Hatte noch eine andere Kleinigkeit vergessen. Die Methode setBounds musste ich noch beim JScrollPane hinzufügen.


----------



## Xeonkryptos (28. Nov 2011)

Megara hat gesagt.:


> Danke klappt.
> Hatte noch eine andere Kleinigkeit vergessen. Die Methode setBounds musste ich noch beim JScrollPane hinzufügen.



Schöner und professioneller ist es, wenn man mit den LayoutManagern arbeiten. Dadurch ist dein Frame auch "resizable" ohne die statischen Positionen und deren negativ Effekt beim Resizen .


----------



## GUI-Programmer (28. Nov 2011)

Ziemlich falscher Ansatz!
Die Bounds der ScrollPane solltest du setzten (Ich nehme mal an die benutzt NullLayout, was man auch vermeiden sollte).

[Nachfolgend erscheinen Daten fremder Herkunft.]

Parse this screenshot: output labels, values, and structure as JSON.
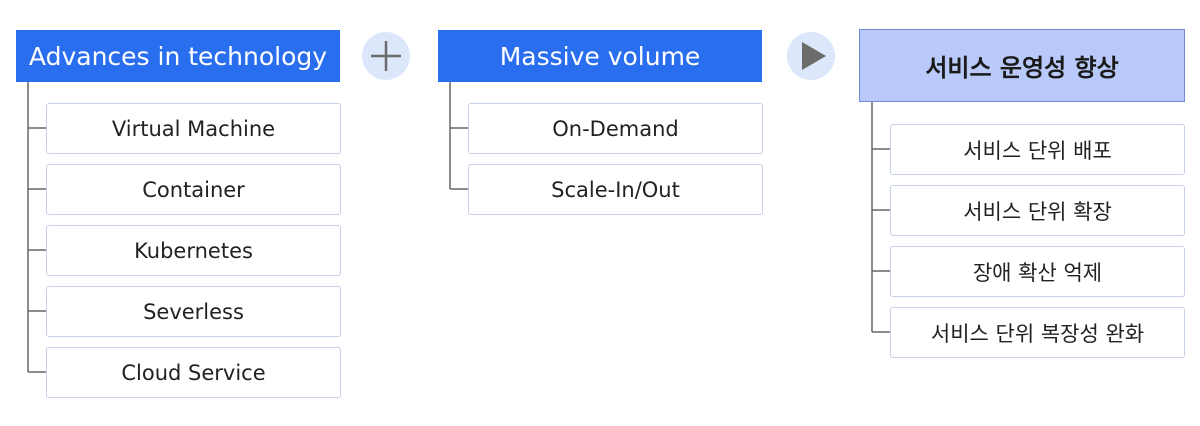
{
  "groups": [
    {
      "header": "Advances in technology",
      "items": [
        "Virtual Machine",
        "Container",
        "Kubernetes",
        "Severless",
        "Cloud Service"
      ]
    },
    {
      "header": "Massive volume",
      "items": [
        "On-Demand",
        "Scale-In/Out"
      ]
    },
    {
      "header": "서비스 운영성 향상",
      "items": [
        "서비스 단위 배포",
        "서비스 단위 확장",
        "장애 확산 억제",
        "서비스 단위 복장성 완화"
      ]
    }
  ],
  "operators": [
    {
      "icon": "plus-icon"
    },
    {
      "icon": "play-arrow-icon"
    }
  ],
  "colors": {
    "header_blue": "#2a6ef0",
    "result_header": "#b8c9fa",
    "item_border": "#c6d0e8",
    "connector": "#666666",
    "operator_bg": "#dde7fb",
    "operator_glyph": "#6b6b6b"
  }
}
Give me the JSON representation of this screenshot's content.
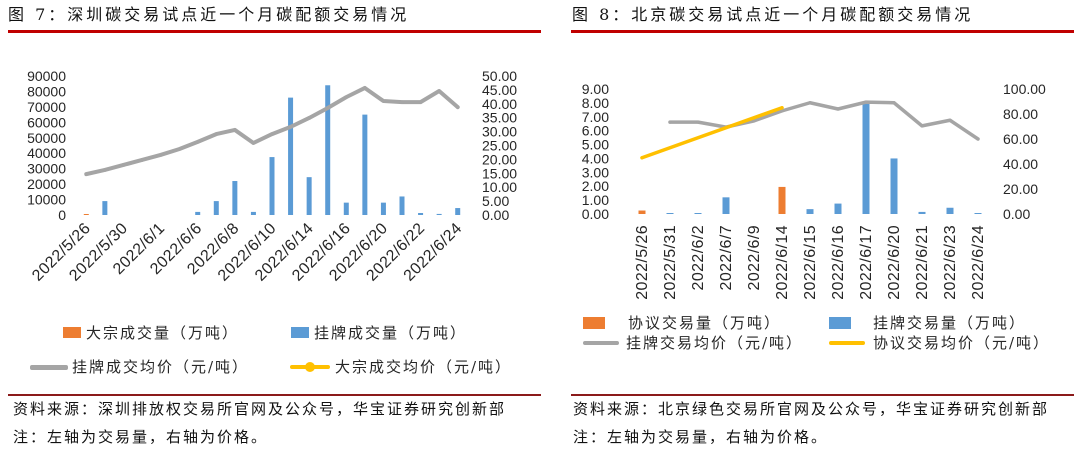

Und danch die JTextArea mit scrlpane.setViewportView(textarea); der ScrollPane zuweisen siehe Java API:[JAPI]setViewportView(Component view)[/JAPI]

Misst, zu langsam, wurde aufgehalten!


----------



## Megara (28. Nov 2011)

Danke Jungs für eure Hilfe.
Bin noch Anfänger was GUI-Programmierung in Java angeht xD

Gruss,
Megara


----------